Critics have suggested the 787-9’s range simply isn’t long enough to accommodate the 16 or 17-hour flight if unforeseen events cause it to have to slightly change its route.
Air New Zealand said in response to the new issue that the weather forecast was “outside of the usual forecasting” and “more extreme” than found in its 12 months of modelling conducted prior to its launch.
The 15 customers, who volunteered, were moved to alternative flights.
“We want to thank our customers for their patience and understanding while we work through this exceptional weather pattern,” said the airline.
The 787-9, ZK-NZQ, eventually departed New York at 9:49pm on 26 September as flight NZ1 and landed in Auckland at 7:30am on Tuesday morning.
The distance issues come because the 787-9s have a traditional range of 14,010km, far shorter than the A350-1000s that Qantas will eventually use to fly Project Sunrise flights to New York and London, which can travel for near 18,000km.
The embarrassing issues come despite Air New Zealand launching the service with great fanfare and designating it the prestigious ‘NZ1’ flight number for its 17-hour flight from New York to Auckland, and NZ2 for the 16-hour reverse.
“As one of the world’s greatest cities, Air New Zealand is proud to add the Big Apple to its list of 29 international destinations,” said Foran.
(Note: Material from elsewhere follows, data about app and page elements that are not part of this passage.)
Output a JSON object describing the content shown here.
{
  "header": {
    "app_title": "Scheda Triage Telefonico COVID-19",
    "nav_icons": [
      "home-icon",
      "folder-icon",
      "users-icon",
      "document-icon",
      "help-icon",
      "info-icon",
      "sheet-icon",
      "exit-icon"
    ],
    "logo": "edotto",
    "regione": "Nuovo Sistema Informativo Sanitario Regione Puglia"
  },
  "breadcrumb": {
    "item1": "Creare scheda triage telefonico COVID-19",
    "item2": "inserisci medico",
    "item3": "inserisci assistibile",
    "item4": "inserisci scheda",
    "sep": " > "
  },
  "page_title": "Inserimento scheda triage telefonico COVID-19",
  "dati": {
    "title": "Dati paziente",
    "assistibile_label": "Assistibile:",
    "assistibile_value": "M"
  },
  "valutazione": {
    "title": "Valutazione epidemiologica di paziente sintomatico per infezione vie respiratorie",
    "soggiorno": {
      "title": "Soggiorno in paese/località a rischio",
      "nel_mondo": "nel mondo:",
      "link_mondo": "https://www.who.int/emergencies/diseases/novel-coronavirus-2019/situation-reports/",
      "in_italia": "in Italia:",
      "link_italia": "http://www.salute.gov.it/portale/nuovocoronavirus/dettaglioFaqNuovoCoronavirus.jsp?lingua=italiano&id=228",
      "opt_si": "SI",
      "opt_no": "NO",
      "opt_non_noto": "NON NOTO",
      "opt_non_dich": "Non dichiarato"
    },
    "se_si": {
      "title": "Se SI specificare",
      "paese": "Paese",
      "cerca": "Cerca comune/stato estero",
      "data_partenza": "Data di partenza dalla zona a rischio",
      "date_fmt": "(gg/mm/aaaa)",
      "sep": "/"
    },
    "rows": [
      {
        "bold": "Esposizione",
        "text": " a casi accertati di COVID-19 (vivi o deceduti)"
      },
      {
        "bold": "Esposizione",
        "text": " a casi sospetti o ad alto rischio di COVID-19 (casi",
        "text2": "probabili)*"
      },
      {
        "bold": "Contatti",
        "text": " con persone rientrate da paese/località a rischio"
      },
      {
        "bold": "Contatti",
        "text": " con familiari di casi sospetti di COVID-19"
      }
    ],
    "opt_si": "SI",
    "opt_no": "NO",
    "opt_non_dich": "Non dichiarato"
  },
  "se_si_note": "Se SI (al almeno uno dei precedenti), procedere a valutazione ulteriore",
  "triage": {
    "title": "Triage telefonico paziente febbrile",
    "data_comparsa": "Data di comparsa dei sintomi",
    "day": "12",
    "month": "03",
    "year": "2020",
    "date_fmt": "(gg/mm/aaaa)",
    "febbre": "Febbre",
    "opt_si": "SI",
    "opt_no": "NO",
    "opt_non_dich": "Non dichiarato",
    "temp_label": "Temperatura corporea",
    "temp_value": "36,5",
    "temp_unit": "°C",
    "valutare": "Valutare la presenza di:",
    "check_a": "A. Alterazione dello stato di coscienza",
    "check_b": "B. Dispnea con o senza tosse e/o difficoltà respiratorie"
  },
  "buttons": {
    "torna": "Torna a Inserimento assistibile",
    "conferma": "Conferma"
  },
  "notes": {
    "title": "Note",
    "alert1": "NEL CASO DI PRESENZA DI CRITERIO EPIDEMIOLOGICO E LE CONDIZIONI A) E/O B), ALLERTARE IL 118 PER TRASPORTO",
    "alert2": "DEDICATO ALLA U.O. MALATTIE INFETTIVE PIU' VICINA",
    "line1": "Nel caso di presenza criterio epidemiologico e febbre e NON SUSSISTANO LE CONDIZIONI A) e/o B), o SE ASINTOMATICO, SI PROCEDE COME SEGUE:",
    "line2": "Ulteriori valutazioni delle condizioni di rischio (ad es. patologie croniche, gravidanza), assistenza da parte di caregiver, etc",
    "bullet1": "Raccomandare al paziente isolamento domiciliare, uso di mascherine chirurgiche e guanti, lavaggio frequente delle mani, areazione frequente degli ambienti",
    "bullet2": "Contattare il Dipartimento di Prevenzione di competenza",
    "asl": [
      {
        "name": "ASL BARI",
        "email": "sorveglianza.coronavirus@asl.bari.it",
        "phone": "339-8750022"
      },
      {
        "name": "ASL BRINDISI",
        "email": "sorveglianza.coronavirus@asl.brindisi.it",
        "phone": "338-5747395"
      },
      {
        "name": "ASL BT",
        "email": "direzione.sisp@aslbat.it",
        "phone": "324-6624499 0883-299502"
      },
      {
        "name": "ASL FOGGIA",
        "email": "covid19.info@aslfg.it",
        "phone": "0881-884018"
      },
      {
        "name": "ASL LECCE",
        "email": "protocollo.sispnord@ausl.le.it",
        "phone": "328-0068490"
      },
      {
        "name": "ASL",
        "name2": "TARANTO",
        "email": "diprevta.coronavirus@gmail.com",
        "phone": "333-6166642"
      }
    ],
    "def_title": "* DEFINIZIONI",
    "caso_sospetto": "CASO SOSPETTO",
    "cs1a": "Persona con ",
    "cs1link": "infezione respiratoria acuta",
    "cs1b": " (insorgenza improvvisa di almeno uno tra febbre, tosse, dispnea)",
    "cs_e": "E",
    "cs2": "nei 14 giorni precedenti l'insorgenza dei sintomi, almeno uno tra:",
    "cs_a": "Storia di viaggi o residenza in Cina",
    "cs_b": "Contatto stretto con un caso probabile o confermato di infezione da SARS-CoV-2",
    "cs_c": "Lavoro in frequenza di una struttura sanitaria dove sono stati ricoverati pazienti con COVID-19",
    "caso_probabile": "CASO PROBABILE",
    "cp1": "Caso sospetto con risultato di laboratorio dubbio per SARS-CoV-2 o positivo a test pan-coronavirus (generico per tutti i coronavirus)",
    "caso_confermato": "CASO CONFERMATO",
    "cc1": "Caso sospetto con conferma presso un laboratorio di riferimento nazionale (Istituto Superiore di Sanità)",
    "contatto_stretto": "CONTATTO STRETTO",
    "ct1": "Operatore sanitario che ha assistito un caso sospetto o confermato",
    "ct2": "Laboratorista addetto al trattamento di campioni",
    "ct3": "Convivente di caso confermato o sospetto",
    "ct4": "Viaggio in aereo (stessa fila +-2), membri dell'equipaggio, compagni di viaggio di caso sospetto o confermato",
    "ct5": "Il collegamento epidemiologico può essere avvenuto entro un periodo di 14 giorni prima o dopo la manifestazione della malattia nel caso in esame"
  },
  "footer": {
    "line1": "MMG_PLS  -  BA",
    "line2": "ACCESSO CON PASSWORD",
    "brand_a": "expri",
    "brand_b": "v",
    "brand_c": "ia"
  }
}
“By adding greater access to the East Coast of the US, we’re connecting our North American customers to the possibilities of 20 destinations within New Zealand as well as the Pacific and Australia, all within easy reach. This is terrific for our customers.”
The carrier will soon serve seven destinations in North America: Chicago (from 31 October), Honolulu, Houston, Los Angeles, San Francisco, Vancouver, and New York City.
Qantas is planning a similar service to the Big Apple from Australia via Auckland using the same 787-9s from 14 June next year.
However, the Flying Kangaroo pointed to an earlier statement that the aircraft it ordered would be designed “with more room and fewer seats than most of our competitors”. It said the Dreamliner cabins are “well suited to longer international flights”.
Qantas has also been using the same aircraft for its 15-hour flights from Perth to Rome.